El monstruo del Lago Ness tiene tanto tiempo para esperar como el que permitan las leyendas sórdidas
Hoy una niña se acerca, no es Caperucita Roja, ni la Cenicienta, ni Blancanieves, ni ninguna otra fábula edípica de los cuentos hartos de sexismo para niñes. Quien se acerca es una pibita despeinada y desabrigada. Se le vuelan los pelos frizzados a la par que tirita el torso bajo el suéter de lana merino.
No es el Lago Ness, tampoco. Pero sí un lago del sur argentino, esos que tienen defensa privada y dueño anonimizado. La nena escucha botas tras ella, pero no tiene miedo. Avanza, quiere acercarse al sitio donde el lago moje sus pies con hielo y pueda ver la silueta flamante y draconiana emerger.
Los dragones ya están cansados, cada tanto les tiran un cadáver al lago y su estirpe tiene que vérselas con la desbocada doctrina de la prevención. Antes que nada, un corcho para asegurarnos, que los pocos que quedemos seremos la gente buena y sana del vecindario. En tal conjunto no está la nena, que sube su capucha y se tapa hasta los ojos por el viento que sacude los alerces.

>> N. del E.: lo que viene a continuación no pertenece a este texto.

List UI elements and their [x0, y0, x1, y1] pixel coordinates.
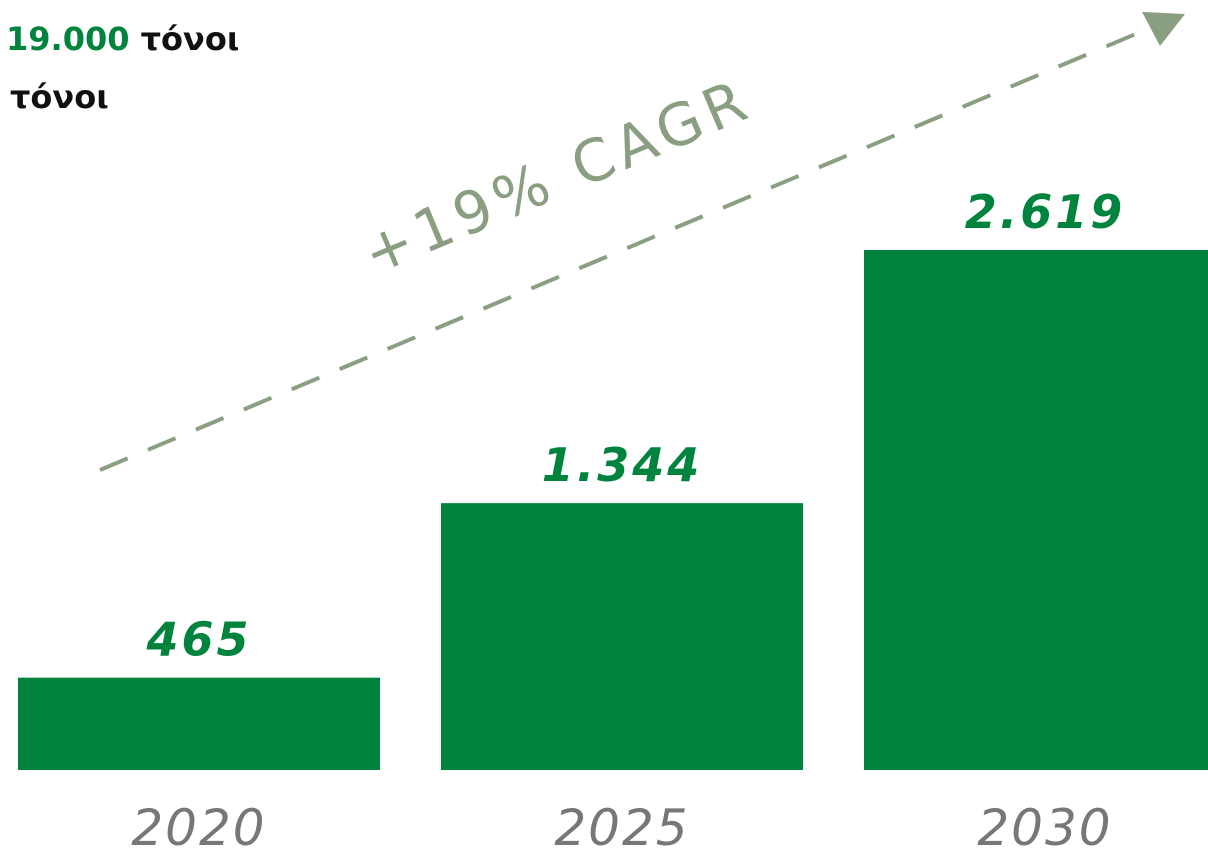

La monstruosidad sube por la sangre putrefacta y vomita una bala de Magnum .40. Risas, viento entre las hojas, oleaje del río y más risas, risas que ya no buscan perdón. Risas burlescas, risas con eco y reverberación, risas informes, deformes, rutinarias Y del lago surgen con sus máscaras de dragones, sus trajes de buzo y sus armas impermeabilizadas.
Alguien dirá buen trabajo cuando el cadáver friolento sea arrojado a los cerdos. Alguien dirá, por las malas aprenderán, lo que es la propiedad privada, o lo privado de propiedad. Lo claro es que los monstruos existen. Y no hace falta buscarlos. Ellos siempre nos esperan, más allá de cualquier paranoia.